Improve Representation for Imbalanced Regression through Geometric Constraints
Zijian Dong, Yilei Wu, Chongyao Chen, Yingtian Zou, Yichi Zhang, Juan Helen Zhou
TL;DR
This work tackles the problem of learning uniform representations for deep imbalanced regression (DIR), where labels are continuous and ordered. It introduces geometry-inspired losses—enveloping loss to encourage a latent trace to envelop the unit hypersphere $S^{n-1}$ and homogeneity loss to promote smooth, evenly spaced representations along the trace—and integrates them via Surrogate-driven Representation Learning (SRL).
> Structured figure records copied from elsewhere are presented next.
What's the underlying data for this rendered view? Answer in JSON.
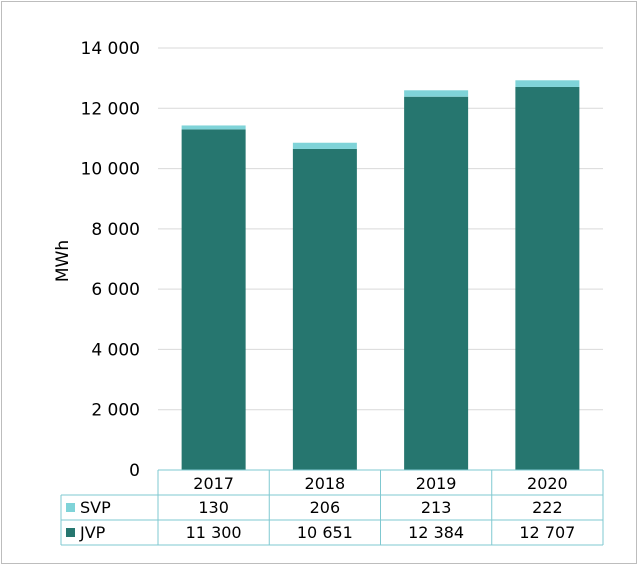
{
  "chart_data": {
    "type": "bar",
    "stacked": true,
    "categories": [
      "2017",
      "2018",
      "2019",
      "2020"
    ],
    "series": [
      {
        "name": "JVP",
        "values": [
          11300,
          10651,
          12384,
          12707
        ],
        "labels": [
          "11 300",
          "10 651",
          "12 384",
          "12 707"
        ],
        "color": "#26766f"
      },
      {
        "name": "SVP",
        "values": [
          130,
          206,
          213,
          222
        ],
        "labels": [
          "130",
          "206",
          "213",
          "222"
        ],
        "color": "#7fd3d8"
      }
    ],
    "ylabel": "MWh",
    "ylim": [
      0,
      14000
    ],
    "yticks": [
      0,
      2000,
      4000,
      6000,
      8000,
      10000,
      12000,
      14000
    ],
    "ytick_labels": [
      "0",
      "2 000",
      "4 000",
      "6 000",
      "8 000",
      "10 000",
      "12 000",
      "14 000"
    ],
    "grid": true,
    "legend": "data table below plot"
  }
}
SRL constructs a surrogate, centroid-based representation across all label bins and pairs it with a contrastive objective, enabling global geometric regularization; the authors further introduce Imbalanced Operator Learning (IOL) as a practical benchmark. Across real-world regression tasks and IOL, SRL improves accuracy, especially in few-shot regions, and yields gains when combined with existing DIR methods, all with manageable computational cost. This geometry-based approach offers a principled path to robust representations under label imbalance and expands DIR evaluation through IOL.
Abstract
In representation learning, uniformity refers to the uniform feature distribution in the latent space (i.e., unit hypersphere). Previous work has shown that improving uniformity contributes to the learning of under-represented classes. However, most of the previous work focused on classification; the representation space of imbalanced regression remains unexplored. Classification-based methods are not suitable for regression tasks because they cluster features into distinct groups without considering the continuous and ordered nature essential for regression. In a geometric aspect, we uniquely focus on ensuring uniformity in the latent space for imbalanced regression through two key losses: enveloping and homogeneity. The enveloping loss encourages the induced trace to uniformly occupy the surface of a hypersphere, while the homogeneity loss ensures smoothness, with representations evenly spaced at consistent intervals. Our method integrates these geometric principles into the data representations via a Surrogate-driven Representation Learning (SRL) framework. Experiments with real-world regression and operator learning tasks highlight the importance of uniformity in imbalanced regression and validate the efficacy of our geometry-based loss functions.